Partiamo dalla fine. Dai nomi delle persone. Da quell’elenco che compare nelle ultime pagine. Già, perché una sola pagina non bastava. Sono ottantuno righe, tante quante le vittime. Uomini, donne e bambini che hanno perso la vita nel Canale d’Otranto. Era il 28 marzo 1997, un venerdì santo, ed erano a bordo della piccola motovedetta albanese Kater i Rades.

Trentuno di loro avevano meno di sedici anni. Tutti si erano ammassati su quella carretta per lasciarsi dietro una guerra civile. Tutti trascinavano speranze e progetti plasmati dall’abbagliante illusione di una vita nuova, sognata grazie alle onde trasmesse dalla piccola scatola al centro di ogni loro casa. Promesse di felicità naufragate a una trentina di miglia dalla costa italiana. Perse in un urto con un’altra imbarcazione, la Sibilla, corvetta della Marina militare italiana. Com’è successo? Com’è potuto accadere che un’imbarcazione impiegata in un’operazione di “contenimento” degli espatri clandestini sia stata la causa di una tale tragedia? Di chi è la colpa? Queste sono le domande a cui dà risposta Il naufragio (appena pubblicato da Feltrinelli).
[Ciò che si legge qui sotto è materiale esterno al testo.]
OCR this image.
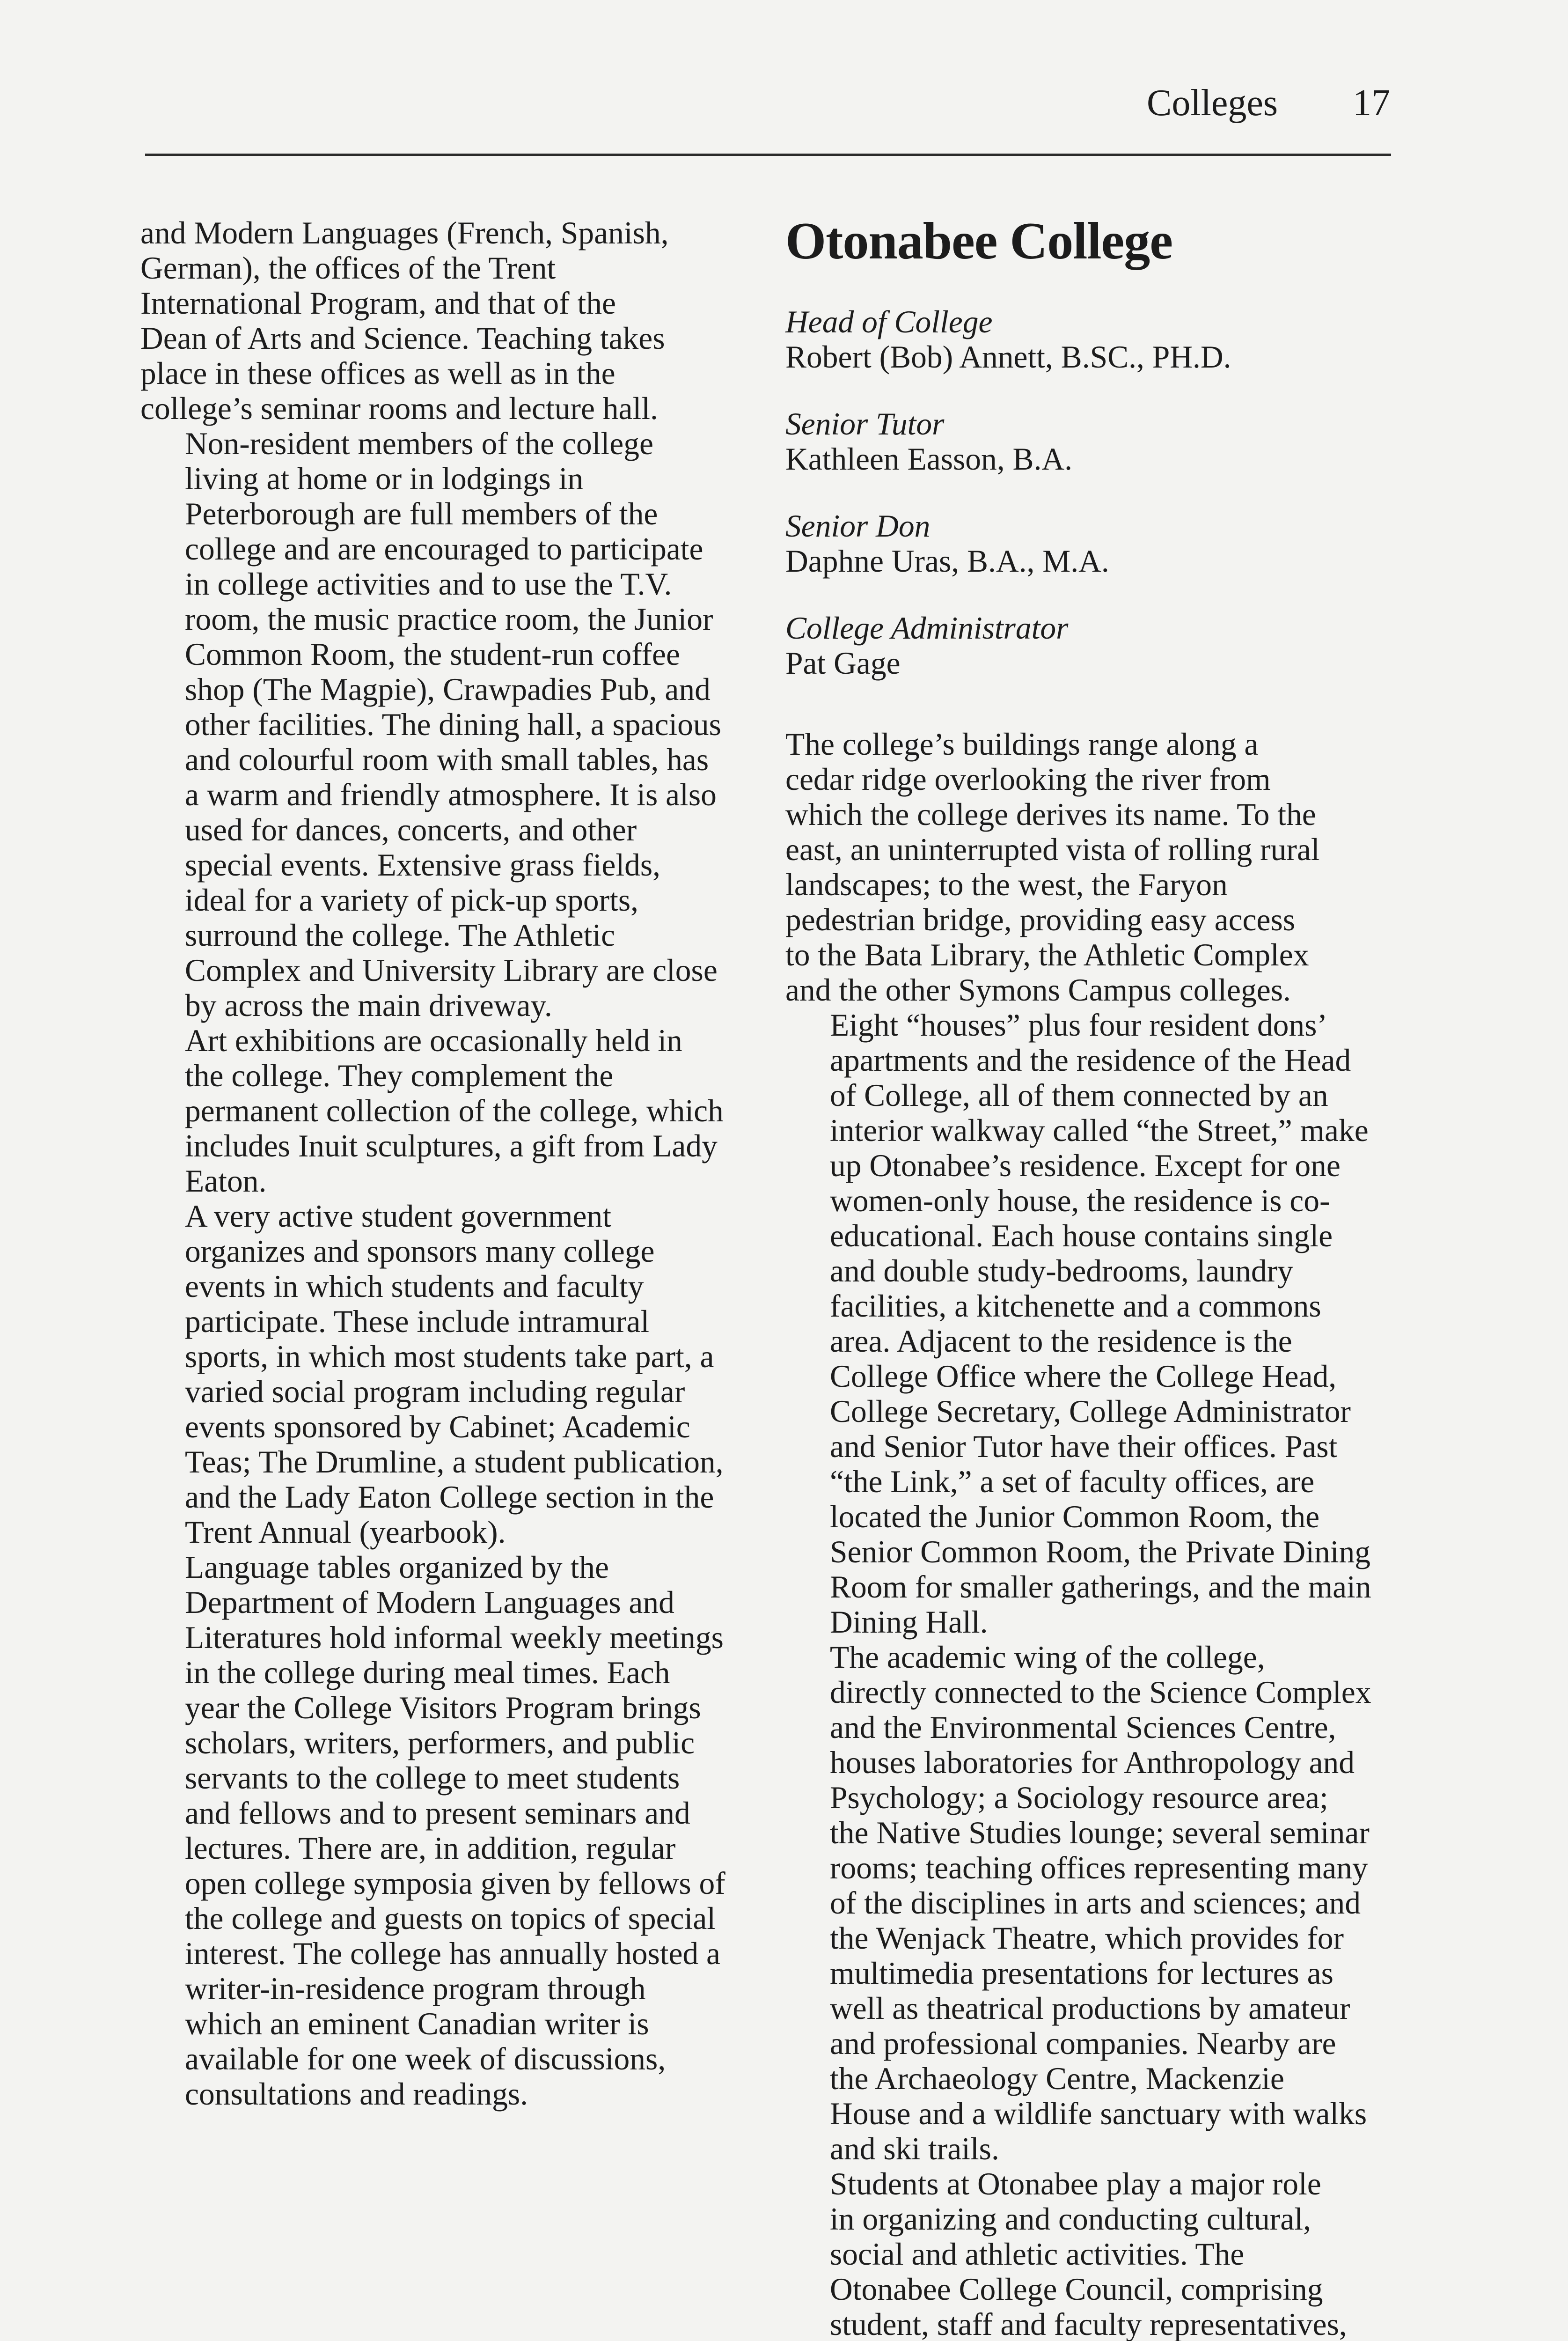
Colleges 17

and Modern Languages (French, Spanish,
German), the offices of the Trent
International Program, and that of the
Dean of Arts and Science. Teaching takes
place in these offices as well as in the
college’s seminar rooms and lecture hall.

Non-resident members of the college
living at home or in lodgings in
Peterborough are full members of the
college and are encouraged to participate
in college activities and to use the T.V.
room, the music practice room, the Junior
Common Room, the student-run coffee
shop (The Magpie), Crawpadies Pub, and
other facilities. The dining hall, a spacious
and colourful room with small tables, has
a warm and friendly atmosphere. It is also
used for dances, concerts, and other
special events. Extensive grass fields,
ideal for a variety of pick-up sports,
surround the college. The Athletic
Complex and University Library are close
by across the main driveway.

Art exhibitions are occasionally held in
the college. They complement the
permanent collection of the college, which
includes Inuit sculptures, a gift from Lady
Eaton.

A very active student government
organizes and sponsors many college
events in which students and faculty
participate. These include intramural
sports, in which most students take part, a
varied social program including regular
events sponsored by Cabinet; Academic
Teas; The Drumline, a student publication,
and the Lady Eaton College section in the
Trent Annual (yearbook).

Language tables organized by the
Department of Modern Languages and
Literatures hold informal weekly meetings
in the college during meal times. Each
year the College Visitors Program brings
scholars, writers, performers, and public
servants to the college to meet students
and fellows and to present seminars and
lectures. There are, in addition, regular
open college symposia given by fellows of
the college and guests on topics of special
interest. The college has annually hosted a
writer-in-residence program through
which an eminent Canadian writer is
available for one week of discussions,
consultations and readings.

Otonabee College
Head of College
Robert (Bob) Annett, B.SC., PH.D.
Senior Tutor
Kathleen Easson, B.A.
Senior Don
Daphne Uras, B.A., M.A.
College Administrator
Pat Gage

The college’s buildings range along a
cedar ridge overlooking the river from
which the college derives its name. To the
east, an uninterrupted vista of rolling rural
landscapes; to the west, the Faryon
pedestrian bridge, providing easy access
to the Bata Library, the Athletic Complex
and the other Symons Campus colleges.

Eight “houses” plus four resident dons’
apartments and the residence of the Head
of College, all of them connected by an
interior walkway called “the Street,” make
up Otonabee’s residence. Except for one
women-only house, the residence is co-
educational. Each house contains single
and double study-bedrooms, laundry
facilities, a kitchenette and a commons
area. Adjacent to the residence is the
College Office where the College Head,
College Secretary, College Administrator
and Senior Tutor have their offices. Past
“the Link,” a set of faculty offices, are
located the Junior Common Room, the
Senior Common Room, the Private Dining
Room for smaller gatherings, and the main
Dining Hall.

The academic wing of the college,
directly connected to the Science Complex
and the Environmental Sciences Centre,
houses laboratories for Anthropology and
Psychology; a Sociology resource area;
the Native Studies lounge; several seminar
rooms; teaching offices representing many
of the disciplines in arts and sciences; and
the Wenjack Theatre, which provides for
multimedia presentations for lectures as
well as theatrical productions by amateur
and professional companies. Nearby are
the Archaeology Centre, Mackenzie
House and a wildlife sanctuary with walks
and ski trails.

Students at Otonabee play a major role
in organizing and conducting cultural,
social and athletic activities. The
Otonabee College Council, comprising
student, staff and faculty representatives,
Leogrande ha una grande abilità nel ricostruire tutto ciò che può aiutare a comprendere cosa è accaduto. E lo fa nei minimi particolari: il contesto italiano della politica dei respingimenti; la grammatica dell’epoca, quella “retorica dell’odio buono” praticata da forze politiche che ancora oggi ricorrono al mercato della paura in cerca d’un consenso viscerale e di bassa lega; l’esecuzione di una politica di forza che, non appena messa in campo, si trasforma subito in una strage; le regole d’ingaggio, ovvero le pratiche che gli uomini della Sibilla e delle altre navi presenti nel Canale d’Otranto devono eseguire (operazioni di dissuasione che chiamano harassment o anche, quasi con linguaggio futurista, “azioni cinematiche di disturbo”); la grammatica delle comunicazioni di quel pomeriggio che, dalle trascrizioni degli ordini di comando, parlano della nave albanese come di un “bersaglio”.

Si tratta di un momento importante per la nostra storia recente perché, scrive giustamente l’autore, quel Venerdì Santo di morte costituisce un paradigma e uno spartiacque. Ma nel libro non c’è solo questo. Oltre a stabilire come siano andate le cose, oltre alle migliaia di carte processuali spulciate e raccontate, Leogrande restituisce la voce a chi non ne ha più: ha ascoltato le testimonianze dei sopravvissuti e dei parenti delle vittime, è stato in Albania per capire e per raccontare la loro storia che è la nostra memoria. Consapevole del limite del suo lavoro, perché raccontare quel naufragio significa raccontare «la somma di tanti abissi individuali, privati, ognuno dei quali è incommensurabile, intraducibile, mai pienamente narrabile». Eppure a lui è riuscito.